Many health-care workers who help treat substance abusers believe the American traditional focus on “supply-side” law enforcement, which emphasizes the prosecution over treatment is futile. This approach fails to address the root of the problem: demand, and under-funded addiction treatment programs. Other alternative harm-reduction program is taking center stage in combating opioid addiction. Experts agree that it would be easy to establish supervised-injection facilities for opioid-ravaged communities in the United States to create one-stop shops where people could test their heroin and fentanyl exchange needle and shoot up safely. On-site help would be ready with Narcan, and users could also receive counseling. Information and medical assistance are slowing the opioid crisis. These facilities are showing a track record of success, but federal and many state authorities are not enthusiastic. The tension is encapsulated in an October 2018 exchange when former Pennsylvania Governor Ed Rendell announced that he had incorporated a nonprofit seeking private funding to open a supervised injection facility in Philadelphia. The US deputy attorney general Rod Rosenstein angrily said that if one opened it would be immediately shut down by federal authorities. "I've got a message for Mr. Rosenstein," Rendell said, "They can come and arrest me first."

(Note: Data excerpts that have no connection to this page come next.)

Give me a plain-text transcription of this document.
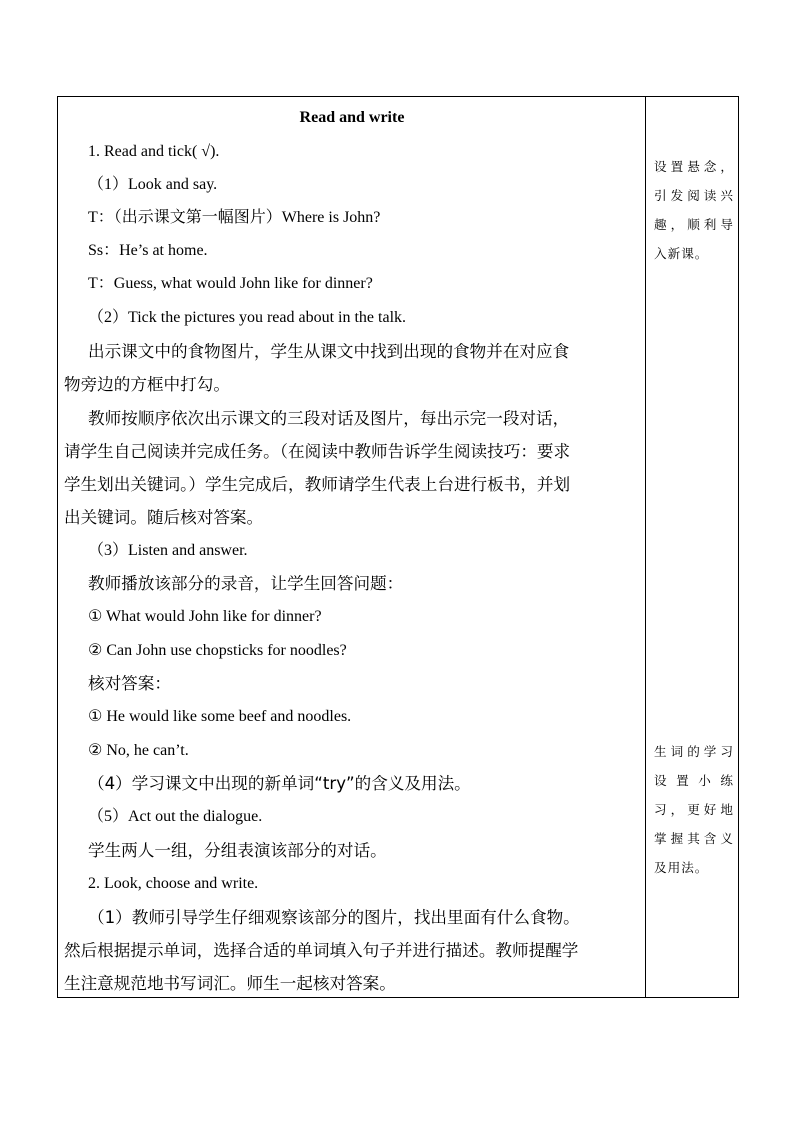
Read and write
1. Read and tick( √).
（1）Look and say.
T：（出示课文第一幅图片）Where is John?
Ss：He’s at home.
T：Guess, what would John like for dinner?
（2）Tick the pictures you read about in the talk.
出示课文中的食物图片，学生从课文中找到出现的食物并在对应食
物旁边的方框中打勾。
教师按顺序依次出示课文的三段对话及图片，每出示完一段对话，
请学生自己阅读并完成任务。（在阅读中教师告诉学生阅读技巧：要求
学生划出关键词。）学生完成后，教师请学生代表上台进行板书，并划
出关键词。随后核对答案。
（3）Listen and answer.
教师播放该部分的录音，让学生回答问题：
① What would John like for dinner?
② Can John use chopsticks for noodles?
核对答案：
① He would like some beef and noodles.
② No, he can’t.
（4）学习课文中出现的新单词“try”的含义及用法。
（5）Act out the dialogue.
学生两人一组，分组表演该部分的对话。
2. Look, choose and write.
（1）教师引导学生仔细观察该部分的图片，找出里面有什么食物。
然后根据提示单词，选择合适的单词填入句子并进行描述。教师提醒学
生注意规范地书写词汇。师生一起核对答案。
设置悬念，引发阅读兴趣，顺利导入新课。
生词的学习设置小练习，更好地掌握其含义及用法。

How is that lethal synthetic opioid is creating a global drug addiction crisis? The author presents a grim picture of the origin of the epidemic. He observes that the harm-reduction initiatives remain diluted beneath the shifting weight and influence of political red tape, global capitalism, and the biological and psychological bondage of drug dependency. He visits the shady factories in China from which these drugs emanate, providing startling and original reporting on how China's vast chemical industry operates. He chronicles the lives of addicts and dealers, families of victims, law enforcement officers, and underground drug-awareness organizers in the U.S. and Europe. This is a fascinating book that reads flawlessly and touches your consciousness when you read the stories of families affected by this tragedy.